Confronted by opposition from other commissioners, Schapiro called off an SEC vote on proposed new regulations for money-market funds. The regulations would have required funds to adopt a “floating” net asset value (meaning a fund’s NAV would rise and fall daily) and to accumulate a capital reserve to cushion against losses. Investors seeking to redeem their shares would have been obliged to wait 30 days to get back 3% to 5% of their principal.
Those rules would have made money-fund investing less attractive to treasurers, some say, because they would have lowered yields and forced firms to change the accounting for these investments. In a survey of its clients published last March by ICD, a provider of risk-management analytics tools, treasurers said they would withdraw up to 41% of their money-fund holdings if the rules were enacted.

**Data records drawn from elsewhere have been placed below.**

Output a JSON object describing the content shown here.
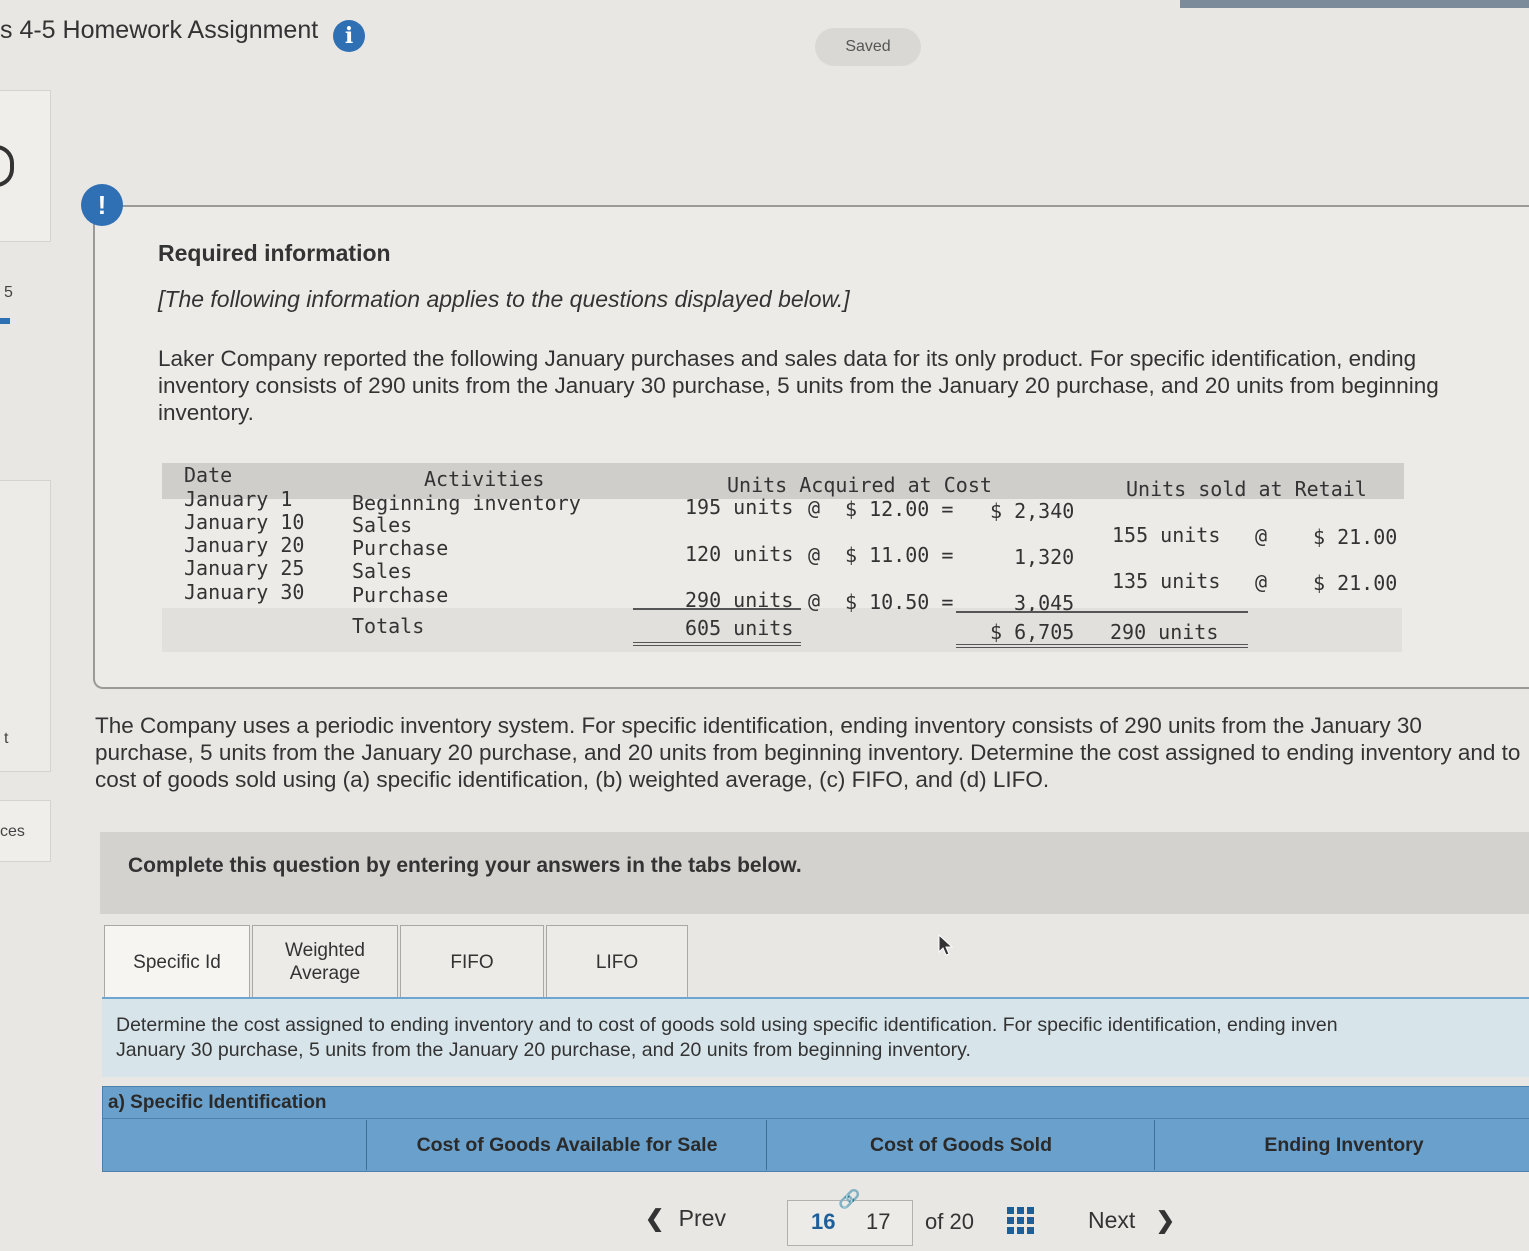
{
  "header": {
    "title": "s 4-5 Homework Assignment",
    "info_icon": "i",
    "saved": "Saved"
  },
  "sidebar": {
    "item_5": "5",
    "item_t": "t",
    "item_ces": "ces"
  },
  "info": {
    "alert_icon": "!",
    "title": "Required information",
    "note": "[The following information applies to the questions displayed below.]",
    "paragraph": "Laker Company reported the following January purchases and sales data for its only product. For specific identification, ending inventory consists of 290 units from the January 30 purchase, 5 units from the January 20 purchase, and 20 units from beginning inventory."
  },
  "table": {
    "headers": {
      "date": "Date",
      "activities": "Activities",
      "acquired": "Units Acquired at Cost",
      "sold": "Units sold at Retail"
    },
    "rows": [
      {
        "date": "January 1",
        "activity": "Beginning inventory",
        "acq_units": "195 units",
        "at": "@",
        "acq_cost": "$ 12.00 =",
        "acq_total": "$ 2,340",
        "sold_units": "",
        "sold_at": "",
        "sold_price": ""
      },
      {
        "date": "January 10",
        "activity": "Sales",
        "acq_units": "",
        "at": "",
        "acq_cost": "",
        "acq_total": "",
        "sold_units": "155 units",
        "sold_at": "@",
        "sold_price": "$ 21.00"
      },
      {
        "date": "January 20",
        "activity": "Purchase",
        "acq_units": "120 units",
        "at": "@",
        "acq_cost": "$ 11.00 =",
        "acq_total": "1,320",
        "sold_units": "",
        "sold_at": "",
        "sold_price": ""
      },
      {
        "date": "January 25",
        "activity": "Sales",
        "acq_units": "",
        "at": "",
        "acq_cost": "",
        "acq_total": "",
        "sold_units": "135 units",
        "sold_at": "@",
        "sold_price": "$ 21.00"
      },
      {
        "date": "January 30",
        "activity": "Purchase",
        "acq_units": "290 units",
        "at": "@",
        "acq_cost": "$ 10.50 =",
        "acq_total": "3,045",
        "sold_units": "",
        "sold_at": "",
        "sold_price": ""
      }
    ],
    "totals": {
      "label": "Totals",
      "acq_units": "605 units",
      "acq_total": "$ 6,705",
      "sold_units": "290 units"
    }
  },
  "question": {
    "text": "The Company uses a periodic inventory system. For specific identification, ending inventory consists of 290 units from the January 30 purchase, 5 units from the January 20 purchase, and 20 units from beginning inventory. Determine the cost assigned to ending inventory and to cost of goods sold using (a) specific identification, (b) weighted average, (c) FIFO, and (d) LIFO."
  },
  "complete": {
    "text": "Complete this question by entering your answers in the tabs below."
  },
  "tabs": [
    {
      "label": "Specific Id"
    },
    {
      "label": "Weighted Average"
    },
    {
      "label": "FIFO"
    },
    {
      "label": "LIFO"
    }
  ],
  "instruction": {
    "line1": "Determine the cost assigned to ending inventory and to cost of goods sold using specific identification. For specific identification, ending inven",
    "line2": "January 30 purchase, 5 units from the January 20 purchase, and 20 units from beginning inventory."
  },
  "answer_table": {
    "title": "a) Specific Identification",
    "col1": "Cost of Goods Available for Sale",
    "col2": "Cost of Goods Sold",
    "col3": "Ending Inventory"
  },
  "nav": {
    "prev": "Prev",
    "page_current": "16",
    "page_next": "17",
    "of": "of 20",
    "next": "Next"
  },
  "colors": {
    "accent_blue": "#2f6fb3",
    "table_blue": "#6aa1cc"
  }
}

For now, that money will probably stay put. But money-market funds could still turn into less appealing investments if regulators get behind a different set of rules. For example, the Financial Stability Oversight Committee (FSOC), a supervisory body created by the Dodd-Frank Act, could deem money-market fund asset managers systemically important financial institutions, allowing the Federal Reserve to impose new capital and liquidity requirements on funds. The FSOC could force the SEC to revisit the issue, says Tory Hazard, CFO and chief operating officer of ICD. (The FSOC is unlikely to do so before the November election, says Hazard, since the committee includes Presidential appointees who wouldn’t have the time or appetite to “push forth an FSOC designation prior to the election.”)
Longer-term scenarios include the SEC mulling reforms that would be more acceptable to the commissioners who opposed Schapiro’s proposal. For example, two SEC commissioners who were set to block Schapiro’s initiative disclosed that they would support a rule permitting the boards of money-market funds to “gate” redemptions — in other words, stop investors from redeeming shares to stave off a run on a fund — without prior regulatory approval.
The removal of the threat of further SEC regulation this year is not likely to drive corporate treasurers to move cash back into money-market funds, says Lance Pan, director of research for Capital Advisors, an investment advisory. But the funds could see greater inflows if the Federal Deposit Insurance Corp.’s guarantee on non-interest-bearing transaction accounts expires at year’s end, even though fund yields are extremely low. Treasurers have very few places to put cash to work, Pan explains.